How long would you be able to hang on if your income unexpectedly ended? If you couldn’t shop due to illness or a storm, would you have enough food in the house? If there was a shortage of an essential item or the prices temporarily shot up, would you be able to manage without buying it for a while? Mormons make an effort to prepare for these types of everyday emergencies through sensible stocking up. They aren’t preparing for terrorist attacks or doomsday. They’re just ready for the everyday challenges of life.
One way they prepare is by being educated. Mormons (a nickname for members of The Church of Jesus Christ of Latter-day Saints) are encouraged to get a good education and to become life-long learners, whether through formal learning or informal learning. The women of the Church, through the Relief Society, operate free literacy classes for those who need it and many areas also offer free training in the native language of the country. They teach classes from time to time on cutting food budgets, doing home repairs, and other skills that make it easier to live without needing large quantities of money.
Mormons learn to live below their means. They put money into savings and they avoid debt. Debt increases the cost of each item you buy and it also makes it harder to survive unemployment. This might mean they lack a few luxuries, since they wait until they can afford an item before buying it.
They also put away some things for hard times. They stock up on a few months of the absolute essentials that would sustain life if there was nothing else. Then they gradually stock up on other things they’d need if they couldn’t afford to shop. They use those items in their regular, everyday life. New purchases are added to the food storage while the oldest items are brought into the kitchen. This not only prepares them for a time when they can’t shop, it also cuts their grocery bill. When they don’t need any specific item, they can shop less often, buy on sale, and buy in bulk.
If unemployment does occur, each congregation has an employment specialist who can help. The specialist doesn’t find the person a job; he or she helps that person learn the skills needed to find a job or to get a better one. The specialist can teach the person how to write a good resume and cover letter, conduct a search, and ace the interview. By teaching instead of doing, the person improves his skills and is prepared for the next search—and to teach someone else.
Self-sufficiency means that we try to do for ourselves what we can, instead of allowing others to do it for us. When we’re self-sufficient, we feel safer and have better self-esteem. We know we can handle most of the challenges we face.

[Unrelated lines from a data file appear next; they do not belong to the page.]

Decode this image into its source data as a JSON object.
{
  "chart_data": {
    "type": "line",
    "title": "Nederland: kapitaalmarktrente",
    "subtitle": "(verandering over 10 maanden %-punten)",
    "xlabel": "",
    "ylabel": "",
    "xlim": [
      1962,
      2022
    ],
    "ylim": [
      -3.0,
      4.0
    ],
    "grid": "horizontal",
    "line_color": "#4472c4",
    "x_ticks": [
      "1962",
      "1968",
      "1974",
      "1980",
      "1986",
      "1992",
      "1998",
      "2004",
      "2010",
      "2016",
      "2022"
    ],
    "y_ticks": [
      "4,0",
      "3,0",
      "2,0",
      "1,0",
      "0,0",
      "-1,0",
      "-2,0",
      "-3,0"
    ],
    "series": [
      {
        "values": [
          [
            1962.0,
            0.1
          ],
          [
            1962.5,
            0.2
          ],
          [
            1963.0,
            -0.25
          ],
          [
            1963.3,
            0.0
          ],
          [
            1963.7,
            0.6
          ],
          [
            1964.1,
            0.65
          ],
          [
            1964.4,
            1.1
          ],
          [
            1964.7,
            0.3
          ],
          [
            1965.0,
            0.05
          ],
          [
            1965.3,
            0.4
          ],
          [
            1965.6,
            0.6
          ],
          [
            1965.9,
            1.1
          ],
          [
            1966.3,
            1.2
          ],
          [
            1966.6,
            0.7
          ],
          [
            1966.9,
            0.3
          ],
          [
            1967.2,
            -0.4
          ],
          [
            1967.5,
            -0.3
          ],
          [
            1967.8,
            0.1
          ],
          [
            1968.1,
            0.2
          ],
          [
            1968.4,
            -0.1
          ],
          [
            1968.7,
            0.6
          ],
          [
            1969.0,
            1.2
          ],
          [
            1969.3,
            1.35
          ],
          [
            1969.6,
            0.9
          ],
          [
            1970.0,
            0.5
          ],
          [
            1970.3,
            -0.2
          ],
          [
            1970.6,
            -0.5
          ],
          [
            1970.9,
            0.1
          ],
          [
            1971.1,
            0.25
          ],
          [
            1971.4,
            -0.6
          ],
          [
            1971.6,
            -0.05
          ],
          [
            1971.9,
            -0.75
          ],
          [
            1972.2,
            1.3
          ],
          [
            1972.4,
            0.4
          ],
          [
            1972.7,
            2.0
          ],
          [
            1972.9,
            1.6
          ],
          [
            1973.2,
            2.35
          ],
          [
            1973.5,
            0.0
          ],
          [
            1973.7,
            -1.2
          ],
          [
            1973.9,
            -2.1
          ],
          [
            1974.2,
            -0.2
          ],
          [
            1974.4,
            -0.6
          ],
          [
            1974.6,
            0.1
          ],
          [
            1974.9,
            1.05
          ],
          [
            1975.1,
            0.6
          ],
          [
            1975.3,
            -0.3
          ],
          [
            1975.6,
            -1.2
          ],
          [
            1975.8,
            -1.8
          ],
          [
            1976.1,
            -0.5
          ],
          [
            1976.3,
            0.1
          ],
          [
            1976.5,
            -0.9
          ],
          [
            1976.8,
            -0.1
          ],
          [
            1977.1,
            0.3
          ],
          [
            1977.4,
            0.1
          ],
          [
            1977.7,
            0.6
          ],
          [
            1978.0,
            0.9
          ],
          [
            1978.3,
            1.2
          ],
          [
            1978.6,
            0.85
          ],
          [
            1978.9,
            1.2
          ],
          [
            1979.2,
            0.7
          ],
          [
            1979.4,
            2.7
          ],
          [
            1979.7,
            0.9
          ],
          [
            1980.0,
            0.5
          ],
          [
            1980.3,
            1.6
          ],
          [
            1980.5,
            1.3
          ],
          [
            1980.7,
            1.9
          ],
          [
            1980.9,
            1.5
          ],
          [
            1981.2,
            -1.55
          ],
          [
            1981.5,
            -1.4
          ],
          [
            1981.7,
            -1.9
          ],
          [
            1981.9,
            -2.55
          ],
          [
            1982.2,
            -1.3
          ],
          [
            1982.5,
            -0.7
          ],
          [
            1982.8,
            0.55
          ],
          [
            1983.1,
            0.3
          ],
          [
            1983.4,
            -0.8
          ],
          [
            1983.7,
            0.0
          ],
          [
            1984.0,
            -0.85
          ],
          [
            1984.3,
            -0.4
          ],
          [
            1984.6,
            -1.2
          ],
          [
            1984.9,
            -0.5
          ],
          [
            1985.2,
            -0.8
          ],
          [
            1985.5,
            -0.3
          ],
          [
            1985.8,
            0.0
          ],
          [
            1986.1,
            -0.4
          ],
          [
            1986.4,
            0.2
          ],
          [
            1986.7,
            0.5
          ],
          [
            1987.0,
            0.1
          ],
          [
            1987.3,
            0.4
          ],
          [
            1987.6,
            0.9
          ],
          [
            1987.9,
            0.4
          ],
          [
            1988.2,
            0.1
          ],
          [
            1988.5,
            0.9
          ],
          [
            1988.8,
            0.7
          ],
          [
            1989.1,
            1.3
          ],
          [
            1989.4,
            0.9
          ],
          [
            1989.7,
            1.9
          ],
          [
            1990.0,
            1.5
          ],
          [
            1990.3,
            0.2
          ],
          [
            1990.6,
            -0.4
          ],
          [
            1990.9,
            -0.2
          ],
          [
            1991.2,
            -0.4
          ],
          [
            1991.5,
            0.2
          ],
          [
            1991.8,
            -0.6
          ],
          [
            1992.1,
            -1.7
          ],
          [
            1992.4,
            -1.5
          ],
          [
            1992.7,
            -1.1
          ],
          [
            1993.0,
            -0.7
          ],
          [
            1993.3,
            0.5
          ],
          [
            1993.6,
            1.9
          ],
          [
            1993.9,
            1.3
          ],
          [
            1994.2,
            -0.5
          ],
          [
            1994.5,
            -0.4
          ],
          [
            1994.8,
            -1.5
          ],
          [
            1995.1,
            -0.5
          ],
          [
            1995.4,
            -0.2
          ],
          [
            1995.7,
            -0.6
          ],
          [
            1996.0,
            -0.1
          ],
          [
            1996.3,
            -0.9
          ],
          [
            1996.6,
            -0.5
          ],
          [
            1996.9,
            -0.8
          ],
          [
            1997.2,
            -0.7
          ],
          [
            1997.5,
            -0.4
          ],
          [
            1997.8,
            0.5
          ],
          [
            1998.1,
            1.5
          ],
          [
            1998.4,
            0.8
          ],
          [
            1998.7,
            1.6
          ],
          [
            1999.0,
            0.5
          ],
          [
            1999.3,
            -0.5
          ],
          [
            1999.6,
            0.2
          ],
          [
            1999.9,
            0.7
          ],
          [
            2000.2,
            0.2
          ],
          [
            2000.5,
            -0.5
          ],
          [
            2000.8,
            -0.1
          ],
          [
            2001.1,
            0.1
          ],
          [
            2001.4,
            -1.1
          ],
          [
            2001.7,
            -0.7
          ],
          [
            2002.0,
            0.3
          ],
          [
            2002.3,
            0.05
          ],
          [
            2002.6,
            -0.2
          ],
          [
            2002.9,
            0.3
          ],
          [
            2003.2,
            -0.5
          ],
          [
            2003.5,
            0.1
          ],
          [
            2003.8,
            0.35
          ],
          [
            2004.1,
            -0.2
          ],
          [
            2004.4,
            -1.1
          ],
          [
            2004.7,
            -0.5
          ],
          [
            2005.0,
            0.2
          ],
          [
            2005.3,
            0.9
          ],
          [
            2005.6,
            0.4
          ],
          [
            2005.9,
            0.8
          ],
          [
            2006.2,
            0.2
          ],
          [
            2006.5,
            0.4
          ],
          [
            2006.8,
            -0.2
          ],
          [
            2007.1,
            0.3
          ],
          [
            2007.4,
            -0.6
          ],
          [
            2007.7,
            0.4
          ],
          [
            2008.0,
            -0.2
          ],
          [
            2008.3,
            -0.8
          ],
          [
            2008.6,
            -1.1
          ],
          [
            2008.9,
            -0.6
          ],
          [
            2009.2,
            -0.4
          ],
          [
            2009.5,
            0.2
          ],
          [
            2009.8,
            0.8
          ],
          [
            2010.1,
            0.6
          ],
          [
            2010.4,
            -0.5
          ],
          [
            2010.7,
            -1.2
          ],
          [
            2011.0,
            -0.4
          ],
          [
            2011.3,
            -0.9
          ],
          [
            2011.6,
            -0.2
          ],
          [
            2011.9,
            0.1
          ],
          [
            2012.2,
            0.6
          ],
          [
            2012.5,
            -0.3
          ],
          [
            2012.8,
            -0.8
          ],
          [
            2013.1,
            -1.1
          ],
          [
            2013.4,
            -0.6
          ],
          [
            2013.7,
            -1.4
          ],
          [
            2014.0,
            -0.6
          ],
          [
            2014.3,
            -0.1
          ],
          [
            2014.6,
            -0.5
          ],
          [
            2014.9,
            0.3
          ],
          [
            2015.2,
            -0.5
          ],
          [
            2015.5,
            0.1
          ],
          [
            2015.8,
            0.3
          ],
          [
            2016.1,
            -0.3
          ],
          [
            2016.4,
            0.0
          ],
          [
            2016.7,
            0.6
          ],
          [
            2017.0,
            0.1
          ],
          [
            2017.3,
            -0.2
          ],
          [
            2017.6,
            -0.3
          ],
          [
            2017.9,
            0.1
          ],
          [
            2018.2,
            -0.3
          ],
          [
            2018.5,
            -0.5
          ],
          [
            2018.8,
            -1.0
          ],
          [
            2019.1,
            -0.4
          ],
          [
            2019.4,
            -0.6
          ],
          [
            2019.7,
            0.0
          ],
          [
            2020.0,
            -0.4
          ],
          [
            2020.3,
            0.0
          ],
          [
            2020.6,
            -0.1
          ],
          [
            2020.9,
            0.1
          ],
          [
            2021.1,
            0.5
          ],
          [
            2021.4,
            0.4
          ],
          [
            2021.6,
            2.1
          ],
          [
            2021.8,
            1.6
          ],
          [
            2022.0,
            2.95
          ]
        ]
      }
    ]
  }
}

It is for this reason the church’s welfare program focuses on self-sufficiency. If, for any reason we find ourselves unable to manage, the Mormons have programs designed to help their members. (Other Mormon-run programs help those who are not Mormon.) The programs provide the essentials of life once the member has done all he can himself. (For instance, it’s not acceptable to maintain a gym membership but ask for food.) While those are being provided, the member takes on additional volunteer activities to help “pay” for what he receives. The work never equals the help, but it allows the member to feel he is contributing, and that makes charity easier to accept. He also works to develop whatever skills he needs to get back on his feet—literacy, language skills, job search skills, computer skills—and the church often has people who can help with that.
The help they receive is paid for through a unique fund called a fast offering. Mormons conduct a complete fast for twenty-four hours—no food or liquid of any kind. They donate the money saved to the fast offering fund, which is used to care for the poor in their own congregation. If a congregation has more donations than it needs, the excess is given to congregations with greater needs. A Mormon who receives fast offerings has been contributing to the fund for years. By going hungry for a day, they have the satisfaction of knowing they are helping someone else have enough to eat every day.
The Mormon welfare program is based on the Biblical teaching of serving others. The concept of self-sufficiency comes from many Biblical sources, such as Joseph’s interpretation of the Pharaoh’s vision that they must spend the good years preparing for the bad ones.